日本病院会の相澤孝夫会長は7月1日の定例記者会見で、病院経営の悪化を受けて年内の財政出動による支援を政府に求めていく方針を明らかにしました。6月28日に開催された第2回定期常任理事会での議論を踏まえ、喫緊の課題として経営支援の必要性を訴えました。
同会は6月4日に福岡資麿厚生労働大臣、6月30日に加藤勝信財務大臣に対し「国民に適切な病院医療を安定的に提供するための提言2025」を提出しており、今回の会見はこの提言書に基づいた取り組みを説明したものです。
5項目の基本方針で政府に要望
同会が提出した提言書では、2025年度の取り組みとして5つの基本方針を掲げています。
- 1.病院の経営支援 - 2025年中の財政出動を要望
- 2.診療報酬による入院基本料の引上げ - 長年据え置かれている入院基本料の抜本的見直し
- 3.休日夜間も「とりあえず診てくれる」病院の必要性 - かかりつけ医機能の明確化と病院の役割
- 4.総合医の不足解消 - 地域で「まず診る」役割を担う総合診療機能の強化
- 5.地方創生における病院の重要性 - 地域の雇用と経済を支える病院の存続支援
会見では、特に経営支援と建て替え問題に焦点が当てられました。
相澤会長は、病院経営の現状について「喫緊の課題として経営が大変なために診療をやめてしまう病院がある」と説明し、病院が完全になくなる前に一時的な支援が必要だと強調しました。
支援の時期については「12月にボーナスを払わなければいけないが、赤字でボーナスを削らざるを得ない状況になると、働き手の病院離れが起こってしまう」として、年内の対応を求める考えを示しました。
支援方法については「期中の診療報酬改定はもう無理」とし、補助金などの形での財政出動を想定していると述べました。過去のコロナ対応時のように「稼働病床1床あたり5万円」といった支援策を例に挙げました。

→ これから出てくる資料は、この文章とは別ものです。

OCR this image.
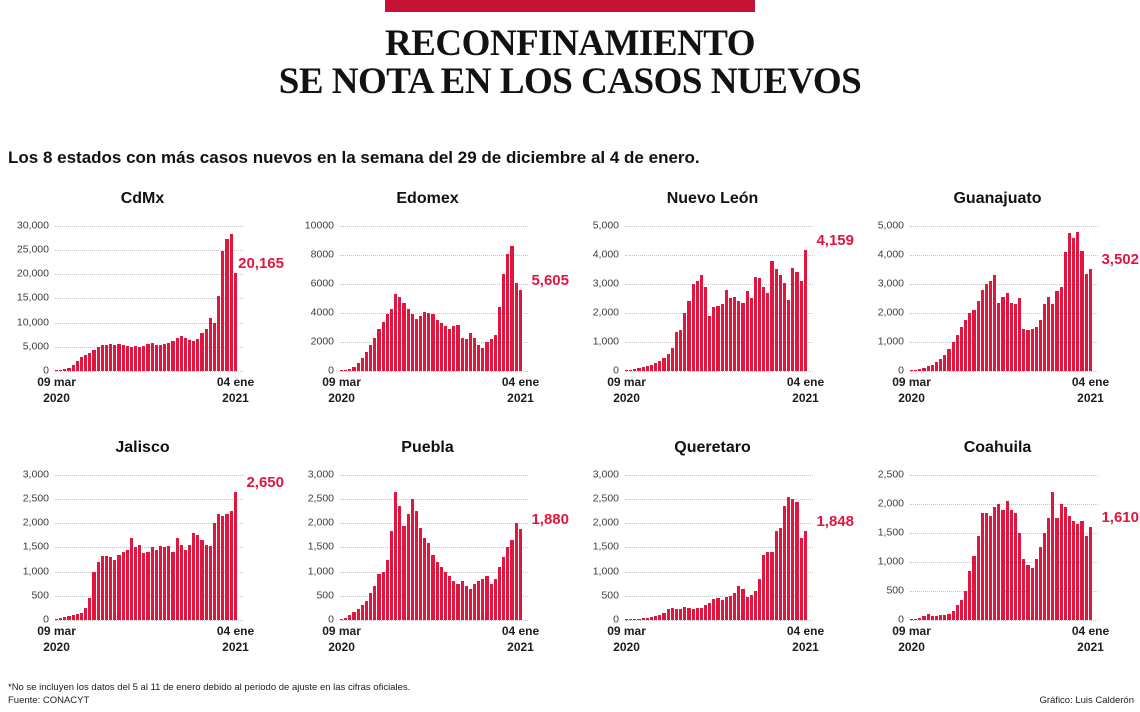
RECONFINAMIENTO
SE NOTA EN LOS CASOS NUEVOS
Los 8 estados con más casos nuevos en la semana del 29 de diciembre al 4 de enero.
CdMx
30,000
25,000
20,000
15,000
10,000
5,000
0
20,165
09 mar
2020
04 ene
2021
Edomex
10000
8000
6000
4000
2000
0
5,605
09 mar
2020
04 ene
2021
Nuevo León
5,000
4,000
3,000
2,000
1,000
0
4,159
09 mar
2020
04 ene
2021
Guanajuato
5,000
4,000
3,000
2,000
1,000
0
3,502
09 mar
2020
04 ene
2021
Jalisco
3,000
2,500
2,000
1,500
1,000
500
0
2,650
09 mar
2020
04 ene
2021
Puebla
3,000
2,500
2,000
1,500
1,000
500
0
1,880
09 mar
2020
04 ene
2021
Queretaro
3,000
2,500
2,000
1,500
1,000
500
0
1,848
09 mar
2020
04 ene
2021
Coahuila
2,500
2,000
1,500
1,000
500
0
1,610
09 mar
2020
04 ene
2021
*No se incluyen los datos del 5 al 11 de enero debido al periodo de ajuste en las cifras oficiales.
Fuente: CONACYT	Gráfico: Luis Calderón
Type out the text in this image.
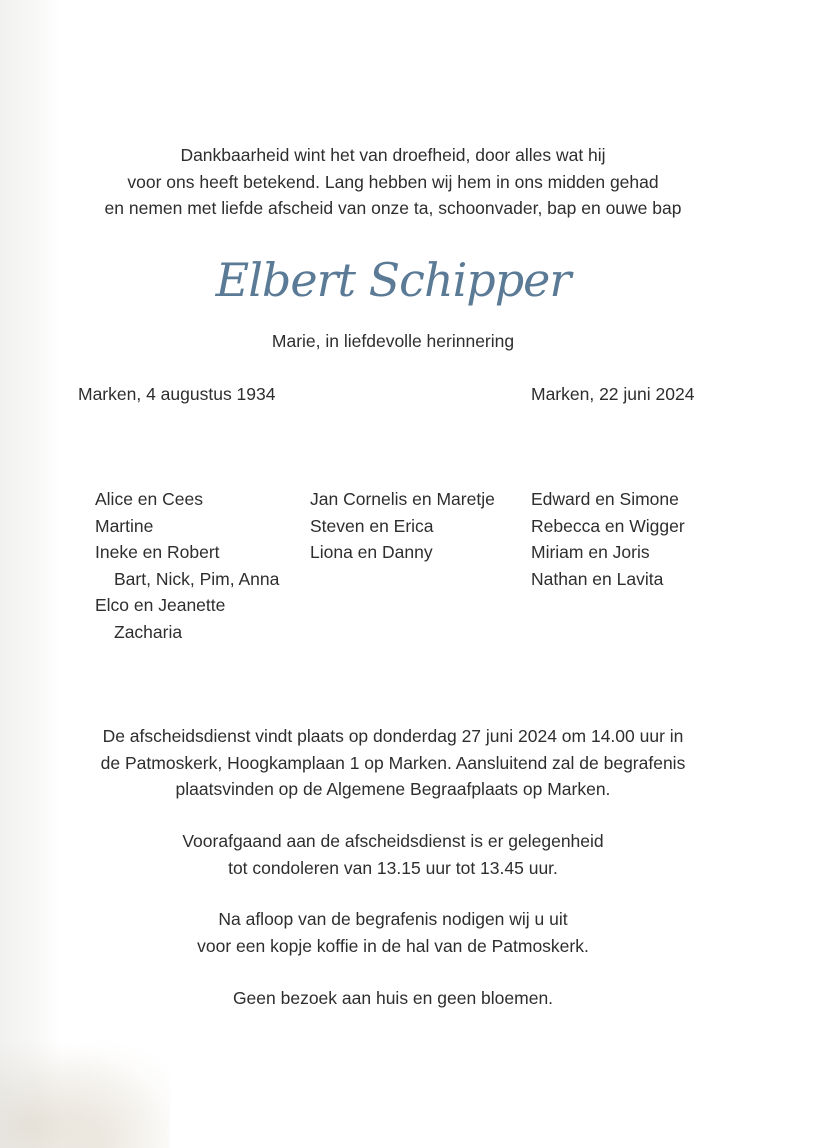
Dankbaarheid wint het van droefheid, door alles wat hij
voor ons heeft betekend. Lang hebben wij hem in ons midden gehad
en nemen met liefde afscheid van onze ta, schoonvader, bap en ouwe bap
Elbert Schipper
Marie, in liefdevolle herinnering
Marken, 4 augustus 1934	Marken, 22 juni 2024
Alice en Cees
Martine
Ineke en Robert
Bart, Nick, Pim, Anna
Elco en Jeanette
Zacharia
Jan Cornelis en Maretje
Steven en Erica
Liona en Danny
Edward en Simone
Rebecca en Wigger
Miriam en Joris
Nathan en Lavita
De afscheidsdienst vindt plaats op donderdag 27 juni 2024 om 14.00 uur in
de Patmoskerk, Hoogkamplaan 1 op Marken. Aansluitend zal de begrafenis
plaatsvinden op de Algemene Begraafplaats op Marken.
Voorafgaand aan de afscheidsdienst is er gelegenheid
tot condoleren van 13.15 uur tot 13.45 uur.
Na afloop van de begrafenis nodigen wij u uit
voor een kopje koffie in de hal van de Patmoskerk.
Geen bezoek aan huis en geen bloemen.
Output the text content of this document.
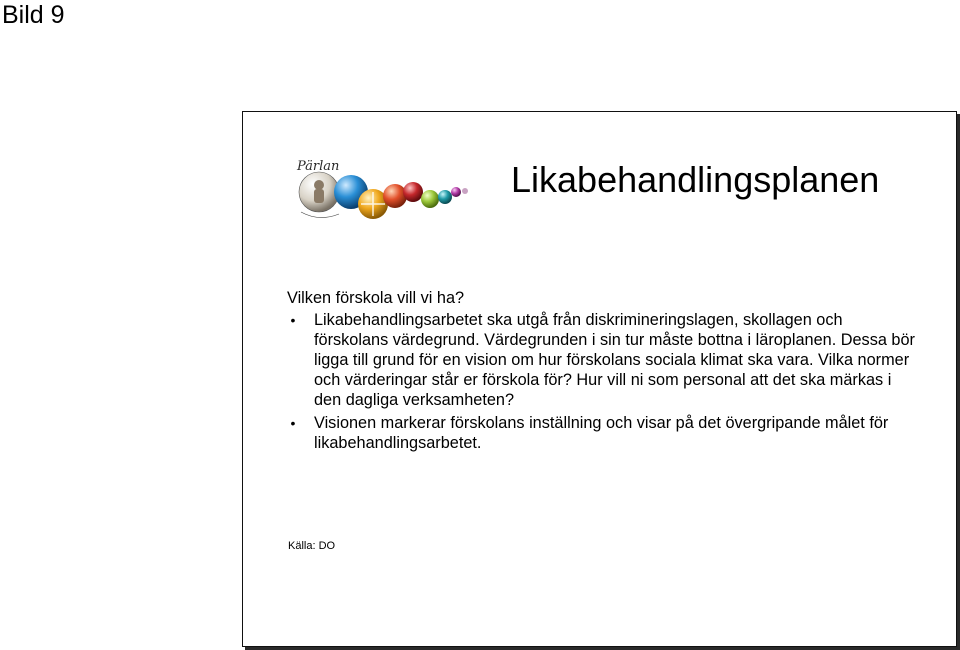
Bild 9
Pärlan	Likabehandlingsplanen

Vilken förskola vill vi ha?

• Likabehandlingsarbetet ska utgå från diskrimineringslagen, skollagen och förskolans värdegrund. Värdegrunden i sin tur måste bottna i läroplanen. Dessa bör ligga till grund för en vision om hur förskolans sociala klimat ska vara. Vilka normer och värderingar står er förskola för? Hur vill ni som personal att det ska märkas i den dagliga verksamheten?
• Visionen markerar förskolans inställning och visar på det övergripande målet för likabehandlingsarbetet.
Källa: DO
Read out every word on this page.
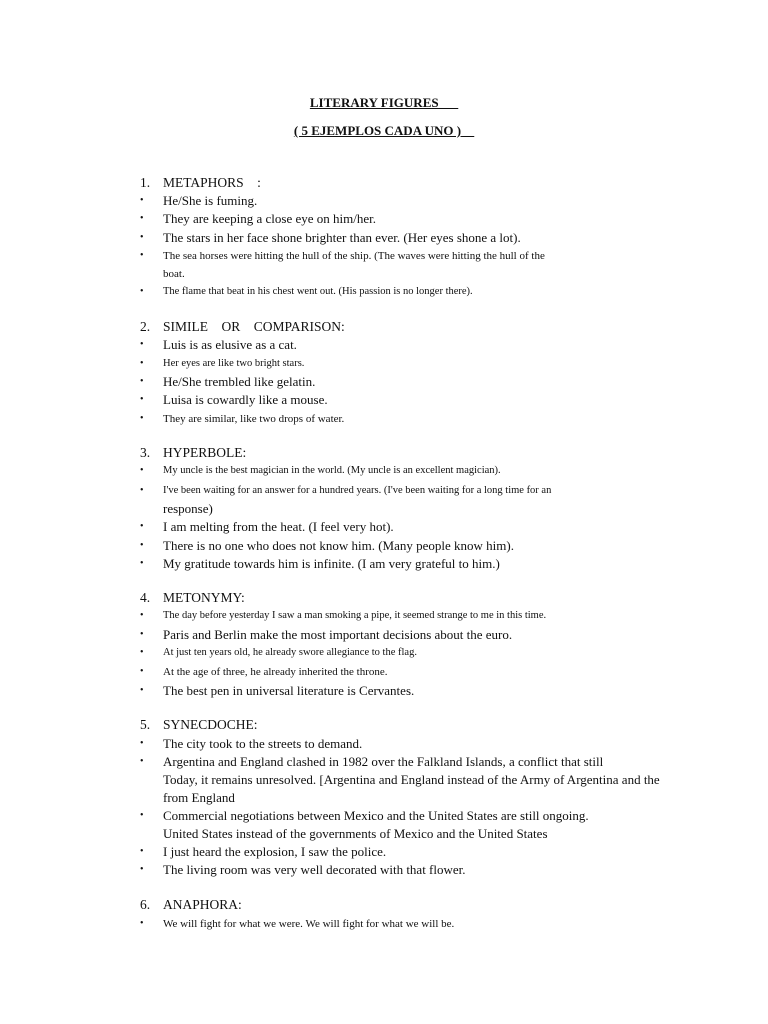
LITERARY FIGURES___
( 5 EJEMPLOS CADA UNO )__
1. METAPHORS    :
• He/She is fuming.
• They are keeping a close eye on him/her.
• The stars in her face shone brighter than ever. (Her eyes shone a lot).
• The sea horses were hitting the hull of the ship. (The waves were hitting the hull of the
boat.
• The flame that beat in his chest went out. (His passion is no longer there).
2. SIMILE    OR    COMPARISON:
• Luis is as elusive as a cat.
• Her eyes are like two bright stars.
• He/She trembled like gelatin.
• Luisa is cowardly like a mouse.
• They are similar, like two drops of water.
3. HYPERBOLE:
• My uncle is the best magician in the world. (My uncle is an excellent magician).
• I've been waiting for an answer for a hundred years. (I've been waiting for a long time for an
response)
• I am melting from the heat. (I feel very hot).
• There is no one who does not know him. (Many people know him).
• My gratitude towards him is infinite. (I am very grateful to him.)
4. METONYMY:
• The day before yesterday I saw a man smoking a pipe, it seemed strange to me in this time.
• Paris and Berlin make the most important decisions about the euro.
• At just ten years old, he already swore allegiance to the flag.
• At the age of three, he already inherited the throne.
• The best pen in universal literature is Cervantes.
5. SYNECDOCHE:
• The city took to the streets to demand.
• Argentina and England clashed in 1982 over the Falkland Islands, a conflict that still
Today, it remains unresolved. [Argentina and England instead of the Army of Argentina and the
from England
• Commercial negotiations between Mexico and the United States are still ongoing.
United States instead of the governments of Mexico and the United States
• I just heard the explosion, I saw the police.
• The living room was very well decorated with that flower.
6. ANAPHORA:
• We will fight for what we were. We will fight for what we will be.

同会の提言書では、物価高騰や診療報酬でカバーされない医療材料費の増加、消費税負担の重さなどにより、医業収益を上回る医業費用の増加が加速していると分析。「病院医療が崩壊しつつある地域もある」として、緊急の財政支援を求めています。
建て替え困難で医療体制の崩壊を懸念
常任理事会では、病院の建て替えが現在の診療報酬では「絶対無理」という意見が出されました。相澤会長は「50億円の建物を建てれば5億円の消費税がかかり、55億円になる。これを負担しながら運営していくのは今の診療報酬では無理」と具体例を示しました。
提言書でも、2006年に設定された7対1入院基本料(患者7人に対して看護師1人以上を配置)の本体部分が長年実質的に据え置かれ、「入院基本料本体に対する根本的な評価の見直しには至っていない」と指摘。郵便はがきの34.9%値上げを例に挙げ、「公定価格である入院基本料も他の公共料金と同様の引上げが必要」と訴えています。
会長は医療体制が完全に崩壊してから立て直すことの困難さを強調し、病院が完全になくなる前の対策の重要性を訴えました。
政府方針に一定の評価、具体策の詰めが課題
骨太の方針2025に医療機関の経営安定という文言が盛り込まれたことについて、相澤会長は「これまで骨太の方針にこういうことが書き込まれたことはなかった」と評価しました。
その上で「これまで通りの対応の仕方ではまずいという認識を政府も持っている。具体的にどうやっていくかの詰めをこれからしなければならない」と述べ、今後の具体的な施策に期待を示しました。
医療機関の休廃業、複合的要因を指摘
医療機関の休廃業が過去最多ペースで増加していることについて、相澤会長は原因を複合的に分析しました。
主な要因として、①後継者不足、②統合や役割分担による再編、③人口変化による需要減少や働き手不足、④経営悪化を挙げました。特に働き手不足については「患者さんがいない場合」と「働き手がいない場合」の2つのパターンがあると説明しました。
参院選で賛同議員を支援
日本病院会政治連盟として、7月20日の参議院選挙に向けて同会の取り組みに賛同する議員を支援する方針も明らかにしました。各議員に文書で協力を要請し、賛同の意思を示した議員を全力で応援するとしています。
相澤会長は「経営が大変だということが表に出てきたのは、みんなで考えていくビッグチャンスのような気もする」と述べ、医療提供体制の抜本的な見直しに向けた議論の必要性を訴えました。